O.S.I. – O.S.I.

INTERVIEW : OSI

 

Origine : Etats-Unis
Style : Electro-rock progressif
Formé en : 2002
Line-up :
Kevin Moore – chant, claviers, programmation
Jim Matheos – guitare
Mike Portnoy – batterie
Sean Malone – basse

Dernier album :
Office Of Strategic Influence (2003)

Après une période de quasi-absence, hormis quelques participations à Fates Warning et un Chroma Key en stand-by, le légendaire ex-claviériste de Dream Theater revient sur le devant de la scène avec le side-project O.S.I., où il retrouve pour l’occasion son ancien collègue Mike Portnoy. Kevin Moore nous parle d’Office Of Strategic Influence et de ses diverses activités.

Progressia : Pourquoi avoir choisi ce nom ? Nous savons que cela fait référence à une cellule gouvernementale morte-née datant de l’après-11/09, mais c’est tout de même étrange pour un groupe. ?
Kevin Moore : La première fois que j’ai entendu ce nom, je l’ai trouvé excellent ! Généralement, lorsque ce genre d’agence gouvernementale est créée, on lui attribue un nom plus ou moins étrange et codifié. Je crois que O.S.I. reflète ce qui se passe actuellement avec la politique étrangère des Etats-Unis, les médias qui ne montrent pas forcement la réalité, et je trouve ça assez contrariant. Ce nom est un peu une réaction face aux évènements actuels.

Au départ ce devait être un projet orienté metal progressif, à l’instigation de Jim Matheos. Mais l’album a pris une direction plus expérimentale, où l’on ressent l’influence de Chroma Key. Ce choix s’est-il fait d’un commun accord avec les autres membres ou as-tu cherché à imposer ta griffe ?
Kevin Moore : Il n’y a jamais rien eu de très précis concernant la direction musicale à suivre. Aucun de nous n’avait quoi que ce soit à imposer, nous étions tous très ouverts. Au départ, O.S.I. devait être un projet solo de Jim puis progressivement, cela s’est transformé en projet commun. Le changement stylistique s’est fait au fur et à mesure que je rajoutais des idées ou que je posais des vocaux et le style est venu naturellement.

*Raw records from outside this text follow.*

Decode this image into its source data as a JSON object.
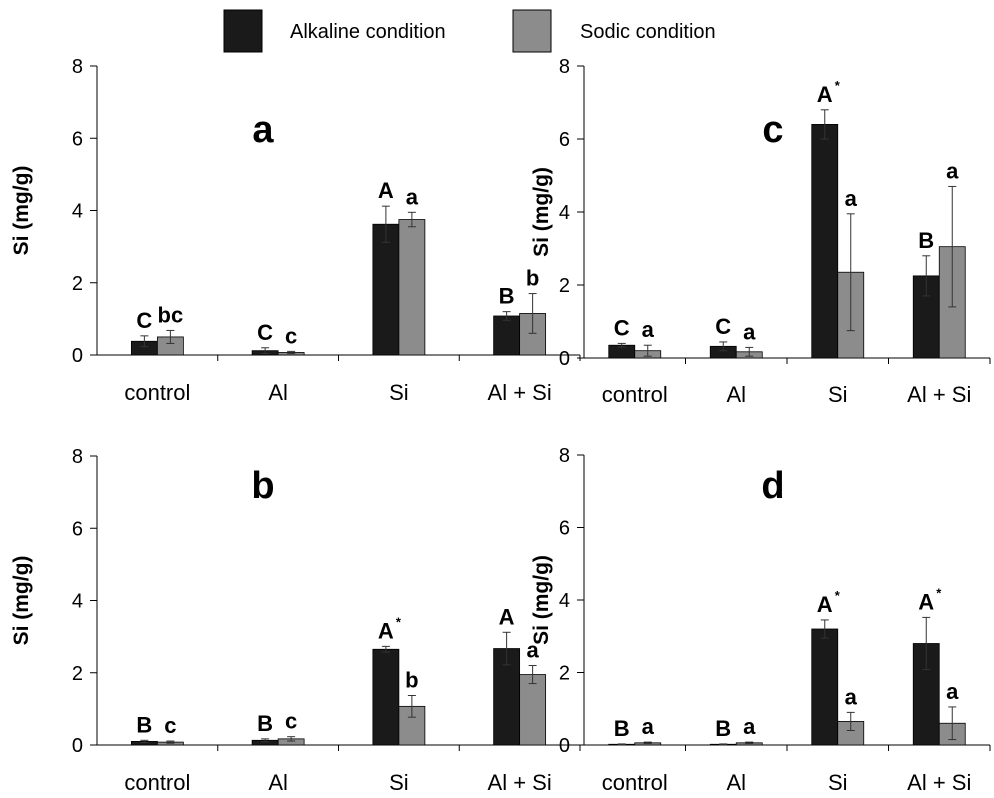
{
  "legend": {
    "items": [
      {
        "label": "Alkaline condition",
        "color": "#1a1a1a"
      },
      {
        "label": "Sodic condition",
        "color": "#8c8c8c"
      }
    ]
  },
  "chart_data": [
    {
      "type": "bar",
      "panel_label": "a",
      "ylabel": "Si (mg/g)",
      "ylim": [
        0,
        8
      ],
      "yticks": [
        0,
        2,
        4,
        6,
        8
      ],
      "categories": [
        "control",
        "Al",
        "Si",
        "Al + Si"
      ],
      "series": [
        {
          "name": "Alkaline condition",
          "values": [
            0.38,
            0.12,
            3.62,
            1.08
          ],
          "errors": [
            0.15,
            0.08,
            0.5,
            0.12
          ],
          "letters": [
            "C",
            "C",
            "A",
            "B"
          ],
          "starred": [
            false,
            false,
            false,
            false
          ]
        },
        {
          "name": "Sodic condition",
          "values": [
            0.5,
            0.07,
            3.75,
            1.15
          ],
          "errors": [
            0.18,
            0.03,
            0.2,
            0.55
          ],
          "letters": [
            "bc",
            "c",
            "a",
            "b"
          ],
          "starred": [
            false,
            false,
            false,
            false
          ]
        }
      ]
    },
    {
      "type": "bar",
      "panel_label": "c",
      "ylabel": "Si (mg/g)",
      "ylim": [
        0,
        8
      ],
      "yticks": [
        0,
        2,
        4,
        6,
        8
      ],
      "categories": [
        "control",
        "Al",
        "Si",
        "Al + Si"
      ],
      "series": [
        {
          "name": "Alkaline condition",
          "values": [
            0.35,
            0.32,
            6.4,
            2.25
          ],
          "errors": [
            0.05,
            0.12,
            0.4,
            0.55
          ],
          "letters": [
            "C",
            "C",
            "A",
            "B"
          ],
          "starred": [
            false,
            false,
            true,
            false
          ]
        },
        {
          "name": "Sodic condition",
          "values": [
            0.2,
            0.17,
            2.35,
            3.05
          ],
          "errors": [
            0.15,
            0.12,
            1.6,
            1.65
          ],
          "letters": [
            "a",
            "a",
            "a",
            "a"
          ],
          "starred": [
            false,
            false,
            false,
            false
          ]
        }
      ]
    },
    {
      "type": "bar",
      "panel_label": "b",
      "ylabel": "Si (mg/g)",
      "ylim": [
        0,
        8
      ],
      "yticks": [
        0,
        2,
        4,
        6,
        8
      ],
      "categories": [
        "control",
        "Al",
        "Si",
        "Al + Si"
      ],
      "series": [
        {
          "name": "Alkaline condition",
          "values": [
            0.1,
            0.13,
            2.65,
            2.67
          ],
          "errors": [
            0.03,
            0.04,
            0.08,
            0.45
          ],
          "letters": [
            "B",
            "B",
            "A",
            "A"
          ],
          "starred": [
            false,
            false,
            true,
            false
          ]
        },
        {
          "name": "Sodic condition",
          "values": [
            0.08,
            0.17,
            1.07,
            1.95
          ],
          "errors": [
            0.03,
            0.06,
            0.3,
            0.25
          ],
          "letters": [
            "c",
            "c",
            "b",
            "a"
          ],
          "starred": [
            false,
            false,
            false,
            false
          ]
        }
      ]
    },
    {
      "type": "bar",
      "panel_label": "d",
      "ylabel": "Si (mg/g)",
      "ylim": [
        0,
        8
      ],
      "yticks": [
        0,
        2,
        4,
        6,
        8
      ],
      "categories": [
        "control",
        "Al",
        "Si",
        "Al + Si"
      ],
      "series": [
        {
          "name": "Alkaline condition",
          "values": [
            0.02,
            0.02,
            3.2,
            2.8
          ],
          "errors": [
            0.01,
            0.01,
            0.25,
            0.72
          ],
          "letters": [
            "B",
            "B",
            "A",
            "A"
          ],
          "starred": [
            false,
            false,
            true,
            true
          ]
        },
        {
          "name": "Sodic condition",
          "values": [
            0.06,
            0.06,
            0.65,
            0.6
          ],
          "errors": [
            0.02,
            0.02,
            0.25,
            0.45
          ],
          "letters": [
            "a",
            "a",
            "a",
            "a"
          ],
          "starred": [
            false,
            false,
            false,
            false
          ]
        }
      ]
    }
  ]
}
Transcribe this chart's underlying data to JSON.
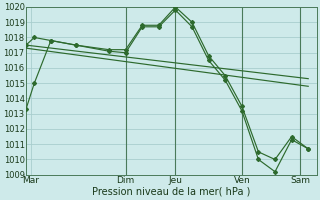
{
  "xlabel": "Pression niveau de la mer( hPa )",
  "background_color": "#ceeaea",
  "grid_color": "#a8cece",
  "line_color": "#2d6a2d",
  "vline_color": "#4a7a5a",
  "ylim": [
    1009,
    1020
  ],
  "xlim": [
    0,
    17.5
  ],
  "yticks": [
    1009,
    1010,
    1011,
    1012,
    1013,
    1014,
    1015,
    1016,
    1017,
    1018,
    1019,
    1020
  ],
  "x_day_labels": [
    "Mar",
    "Dim",
    "Jeu",
    "Ven",
    "Sam"
  ],
  "x_day_positions": [
    0.3,
    6.0,
    9.0,
    13.0,
    16.5
  ],
  "x_vline_positions": [
    6.0,
    9.0,
    13.0,
    16.5
  ],
  "series": [
    {
      "x": [
        0,
        0.5,
        1.5,
        3,
        5,
        6,
        7,
        8,
        9,
        10,
        11,
        12,
        13,
        14,
        15,
        16,
        17
      ],
      "y": [
        1013.3,
        1015.0,
        1017.8,
        1017.5,
        1017.1,
        1017.0,
        1018.7,
        1018.7,
        1019.8,
        1018.7,
        1016.5,
        1015.2,
        1013.2,
        1010.0,
        1009.2,
        1011.3,
        1010.7
      ]
    },
    {
      "x": [
        0,
        0.5,
        1.5,
        3,
        5,
        6,
        7,
        8,
        9,
        10,
        11,
        12,
        13,
        14,
        15,
        16,
        17
      ],
      "y": [
        1017.5,
        1018.0,
        1017.8,
        1017.5,
        1017.2,
        1017.2,
        1018.8,
        1018.8,
        1020.0,
        1019.0,
        1016.8,
        1015.5,
        1013.5,
        1010.5,
        1010.0,
        1011.5,
        1010.7
      ]
    },
    {
      "x": [
        0,
        17
      ],
      "y": [
        1017.5,
        1015.3
      ]
    },
    {
      "x": [
        0,
        17
      ],
      "y": [
        1017.3,
        1014.8
      ]
    }
  ]
}
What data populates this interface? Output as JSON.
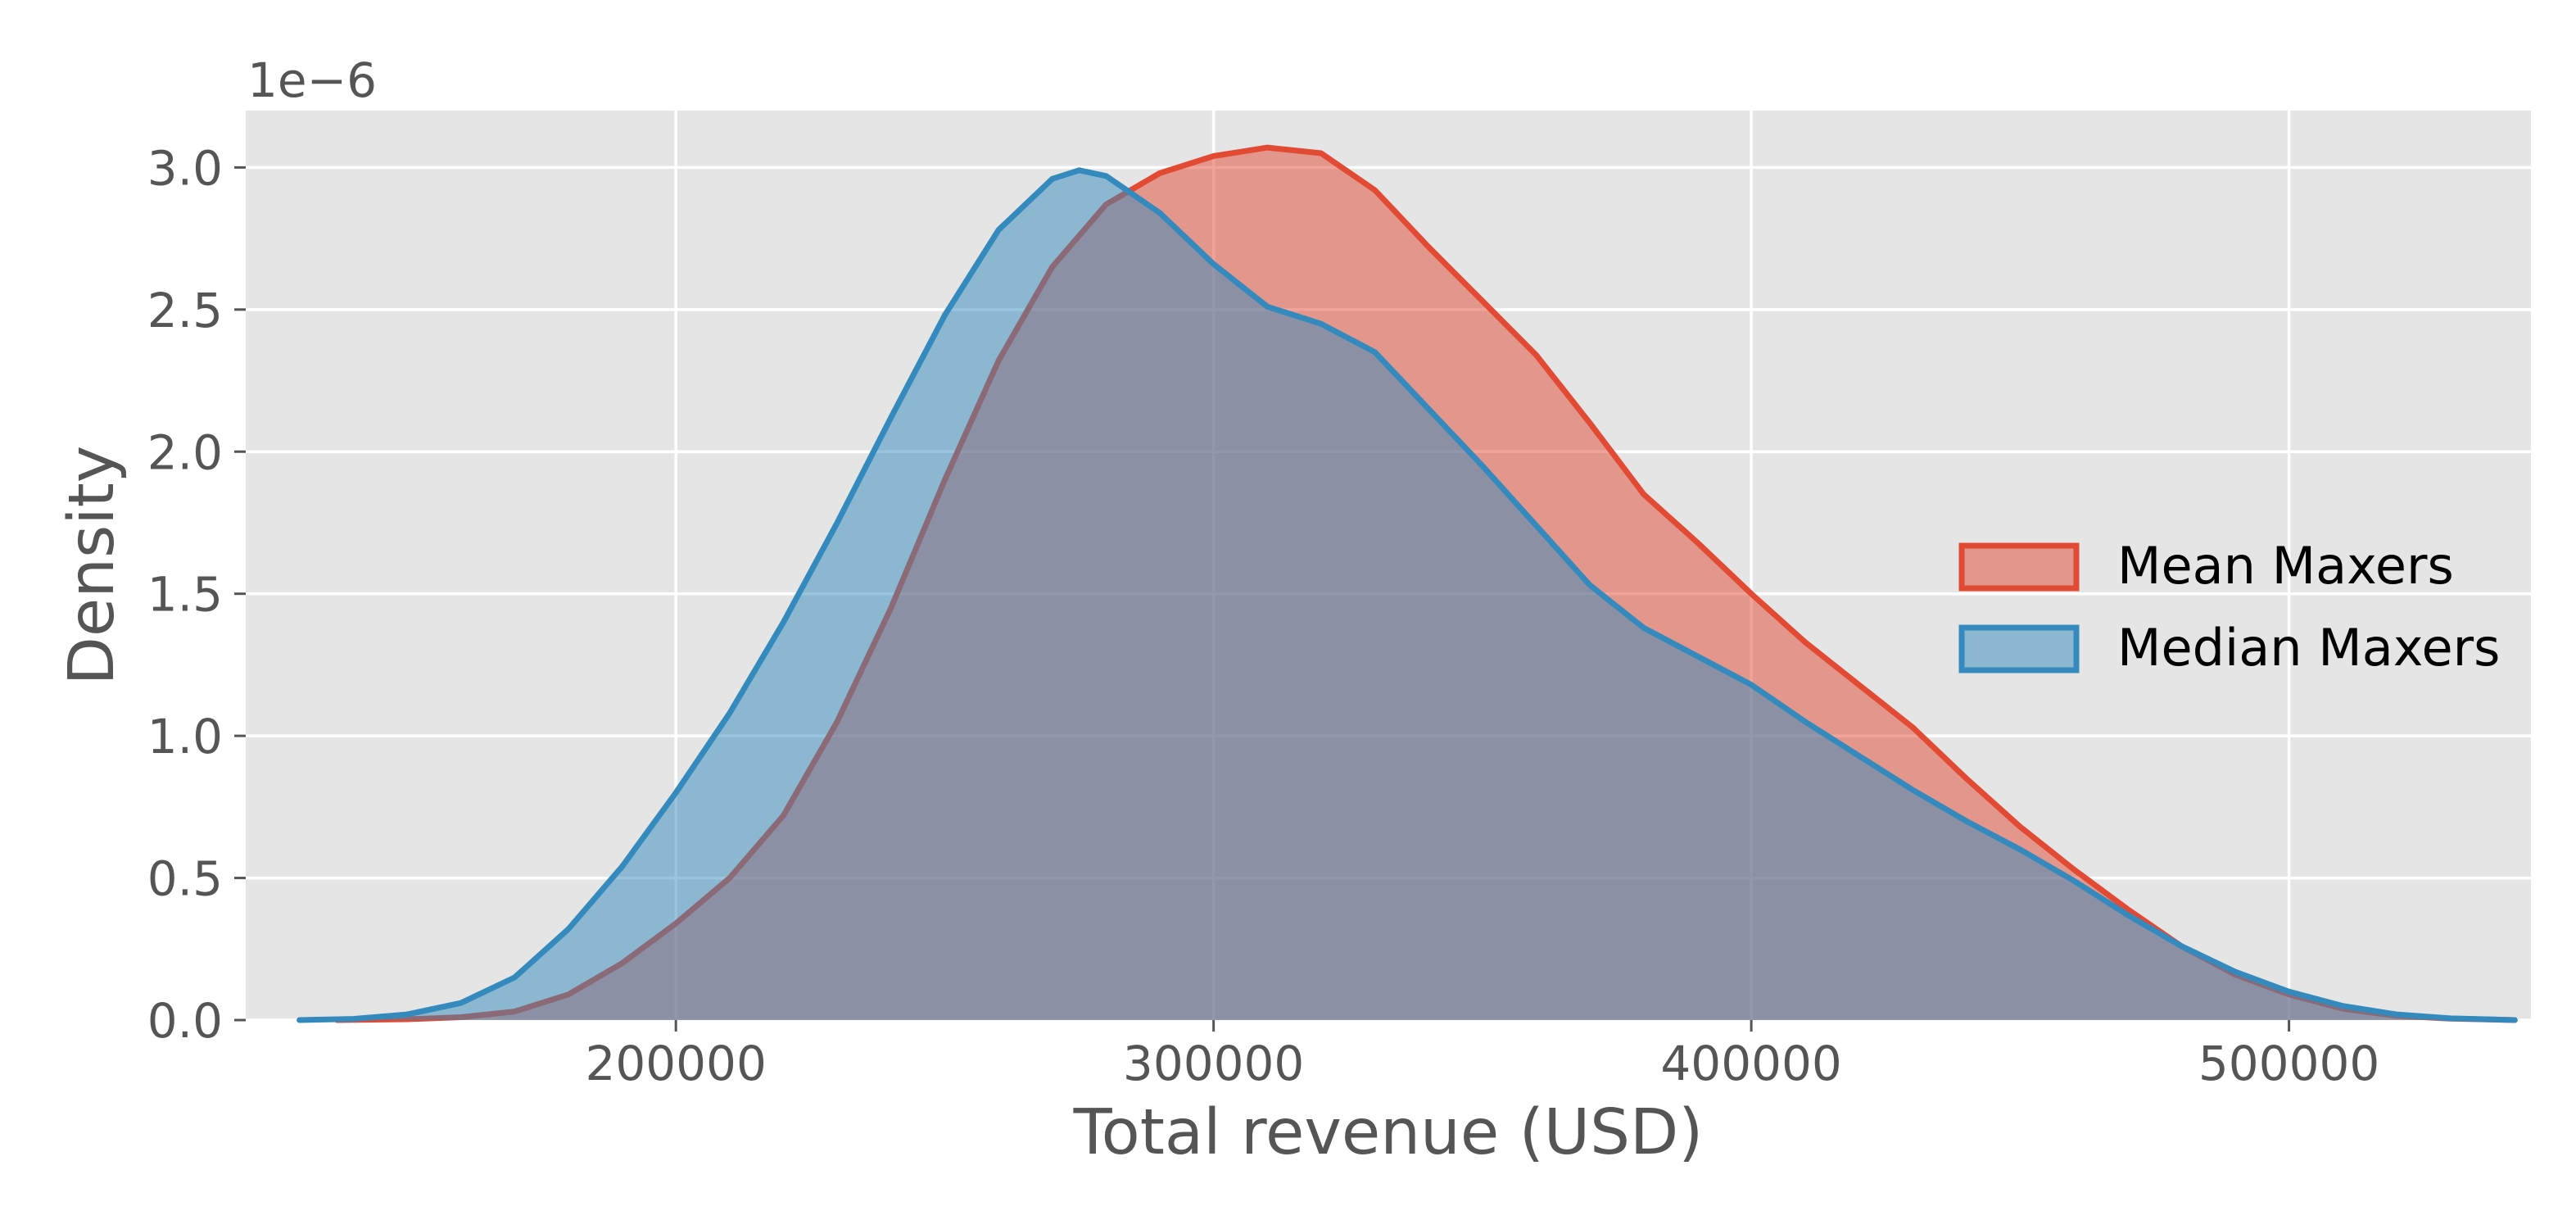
{
  "chart_data": {
    "type": "area",
    "subtype": "kde",
    "style": "ggplot",
    "xlabel": "Total revenue (USD)",
    "ylabel": "Density",
    "y_offset_label": "1e−6",
    "xlim": [
      120000,
      545000
    ],
    "ylim": [
      0,
      3.2e-06
    ],
    "x_ticks": [
      200000,
      300000,
      400000,
      500000
    ],
    "x_tick_labels": [
      "200000",
      "300000",
      "400000",
      "500000"
    ],
    "y_ticks": [
      0,
      5e-07,
      1e-06,
      1.5e-06,
      2e-06,
      2.5e-06,
      3e-06
    ],
    "y_tick_labels": [
      "0.0",
      "0.5",
      "1.0",
      "1.5",
      "2.0",
      "2.5",
      "3.0"
    ],
    "grid": true,
    "legend_position": "center-right",
    "series": [
      {
        "name": "Mean Maxers",
        "color": "#E24A33",
        "x": [
          137000,
          150000,
          160000,
          170000,
          180000,
          190000,
          200000,
          210000,
          220000,
          230000,
          240000,
          250000,
          260000,
          270000,
          280000,
          290000,
          300000,
          310000,
          320000,
          330000,
          340000,
          350000,
          360000,
          370000,
          380000,
          390000,
          400000,
          410000,
          420000,
          430000,
          440000,
          450000,
          460000,
          470000,
          480000,
          490000,
          500000,
          510000,
          520000,
          530000,
          542000
        ],
        "y": [
          0.0,
          3e-09,
          1e-08,
          3e-08,
          9e-08,
          2e-07,
          3.4e-07,
          5e-07,
          7.2e-07,
          1.05e-06,
          1.45e-06,
          1.9e-06,
          2.32e-06,
          2.65e-06,
          2.87e-06,
          2.98e-06,
          3.04e-06,
          3.07e-06,
          3.05e-06,
          2.92e-06,
          2.72e-06,
          2.53e-06,
          2.34e-06,
          2.1e-06,
          1.85e-06,
          1.68e-06,
          1.5e-06,
          1.33e-06,
          1.18e-06,
          1.03e-06,
          8.5e-07,
          6.8e-07,
          5.3e-07,
          3.9e-07,
          2.6e-07,
          1.6e-07,
          9e-08,
          4e-08,
          1.5e-08,
          5e-09,
          0.0
        ]
      },
      {
        "name": "Median Maxers",
        "color": "#348ABD",
        "x": [
          130000,
          140000,
          150000,
          160000,
          170000,
          180000,
          190000,
          200000,
          210000,
          220000,
          230000,
          240000,
          250000,
          260000,
          270000,
          275000,
          280000,
          290000,
          300000,
          310000,
          320000,
          330000,
          340000,
          350000,
          360000,
          370000,
          380000,
          390000,
          400000,
          410000,
          420000,
          430000,
          440000,
          450000,
          460000,
          470000,
          480000,
          490000,
          500000,
          510000,
          520000,
          530000,
          542000
        ],
        "y": [
          0.0,
          4e-09,
          2e-08,
          6e-08,
          1.5e-07,
          3.2e-07,
          5.4e-07,
          8e-07,
          1.08e-06,
          1.4e-06,
          1.75e-06,
          2.12e-06,
          2.48e-06,
          2.78e-06,
          2.96e-06,
          2.99e-06,
          2.97e-06,
          2.84e-06,
          2.66e-06,
          2.51e-06,
          2.45e-06,
          2.35e-06,
          2.15e-06,
          1.95e-06,
          1.74e-06,
          1.53e-06,
          1.38e-06,
          1.28e-06,
          1.18e-06,
          1.05e-06,
          9.3e-07,
          8.1e-07,
          7e-07,
          6e-07,
          4.9e-07,
          3.7e-07,
          2.6e-07,
          1.7e-07,
          1e-07,
          5e-08,
          2e-08,
          6e-09,
          0.0
        ]
      }
    ]
  }
}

Tout le monde avait l’air très enthousiaste en voyant la direction que cela prenait.

Peux-tu nous parler du processus de composition ? J’ai entendu dire qu’il y a eu beaucoup d’échanges d’emails entre vous.
Nous avons effectivement fait la majeure partie du travail via Internet. J’étais chez moi au Costa Rica lorsque Jim m’a proposé de rejoindre le projet. Il m’a envoyé les démos de  » Hello Helicopter  » et  » O.S.I.  » au format MP3. J’ai travaillé quelques idées dessus, composé quelques titres puis renvoyé le tout à Jim. De cette façon, il a pu se faire une idée générale des compos, voir ce qu’il aimait ou pas et commencer à travailler dessus. Après plusieurs mois, nous sommes allés dans le Connecticut enregistrer les parties de batterie, et c’est là que Mike s’est retrouvé impliqué pour la première fois dans O.S.I.. Nous avons discuté avec lui des différents arrangements de batterie pendant quelques jours avant d’attaquer l’enregistrement.

Avez-vous effectué des répétitions tous ensemble ?
Non. Nous ne nous sommes rencontrés que pour parler du projet, mais nous n’avons jamais joué ensemble, excepté pour la reprise de Pink Floyd,  » Set The Controls For The Heart Of The Sun « , que Mike et moi avons enregistré live au studio.

Pourrais-tu nous éclairer sur les paroles ? Y a-t-il un concept caché dans O.S.I. ?
Comme je l’ai dit précédemment, O.S.I. est plus une réaction personnelle face à la politique actuelle des Etats-Unis. J’ai même récupéré quelques extraits de discours et de paroles prononcés par les médias et je les ai utilisés comme boucles sur l’album. Les médias américains sont manipulés par le gouvernement, car ils sont pour la guerre et adoptent une attitude condescendante vis-à-vis des pacifistes et de chaque manifestation. Beaucoup de gens pensent cependant que ça ne reflète pas la réalité, et je crois qu’utiliser la musique est un bon support pour pouvoir exprimer ce type de sentiments.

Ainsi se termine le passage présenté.